What is the key piece of advice that you would give?  I know there's probably several pieces, but what do you feel is the key piece of advice that you would give other breast cancer patients and perhaps their care partners as well? 

Andrea Hutton:

So I think one of the most important things is to not panic.  First of all, there are so many women living with this disease right now, and we are getting better and better at treating it, and the options out there are quite numerous.  And even though getting this diagnosis is absolutely devastating when you first hear it, I think one of the most important things is to just take a deep breath and don't panic, because there's a lot of support out there.  

And then after that it's important to find that support, whether it's informational or in support groups or with your caregiver or doctor, and hospitals also have all kinds of support programs so that you can educate yourself and feel a little bit more empowered about having this happen to you.  Because one of the things that happens is you get sucked in—I call it the medical vortex.  You know, you get this diagnosis, and then all of a sudden your entire life become about breast cancer for a certain amount of time, and it's important to be able to participate in that experience as a knowledgeable patient even though it can be really overwhelming. 

And I'll say one more thing, that it's also important to ask for help.  I mean, we are so sort of inundated with this message of being the strong breast cancer survivor and who can walk 39 miles in two days, and we forget that when you are diagnosed with cancer you are then undergoing treatment and surgery. And it is really debilitating, and you need help.  And so it's important to kind of remember that it's okay to ask for help.  It's okay to feel sad or scared or sick and tired.  That is—that is acceptable, and it's hard for breast cancer patients to remember that, because that's not the message they receive. 

 

Tamara Lobban-Jones:

Absolutely.  In writing your book, I know that you also reached out to your healthcare team and other experts as well to ask various questions and different things like that.  Do you feel like those conversations really helped you to know what the right questions are to ask? 

Andrea Hutton:

Absolutely.  I mean, the more, the more you reach out to whether it's your medical provider or your caregiver and sort of share what your concerns are the more willing those people are to engage with you.  They don't know what you need unless you ask for it, so it's important to sort of say, okay, I'm afraid of this side effect, or have you heard about this, or I read this online, you know, is this right or wrong information?

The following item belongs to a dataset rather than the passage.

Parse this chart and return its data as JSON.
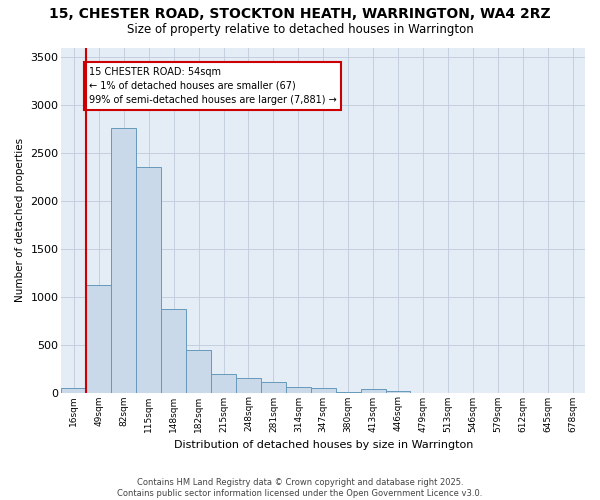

So, yes, I think it's really important to feel comfortable reaching out to your medical team as well.  And if you're not comfortable with them, then it might be time to seek another medical opinion, because one of the most important things is to feel comfortable with your doctor.  And so if you feel that your doctor isn't taking the time to answer your questions or is rushing you through, then you need though say, okay, I need more time with you, I have some questions. And if they're not responsive, it might be time to get a second opinion. 

Tamara Lobban-Jones:

Sound advice.  Thank you so much, Andrea, for joining us today. 

Andrea Hutton:

Thank you for having me.  

Tamara Lobban-Jones:

Absolutely.  I'm Tamara Lobban-Jones, and thank you for joining us on Patient Power. 

Please remember the opinions expressed on Patient Power are not necessarily the views of our sponsors, contributors, partners or Patient Power. Our discussions are not a substitute for seeking medical advice or care from your own doctor. That’s how you’ll get care that’s most appropriate for you.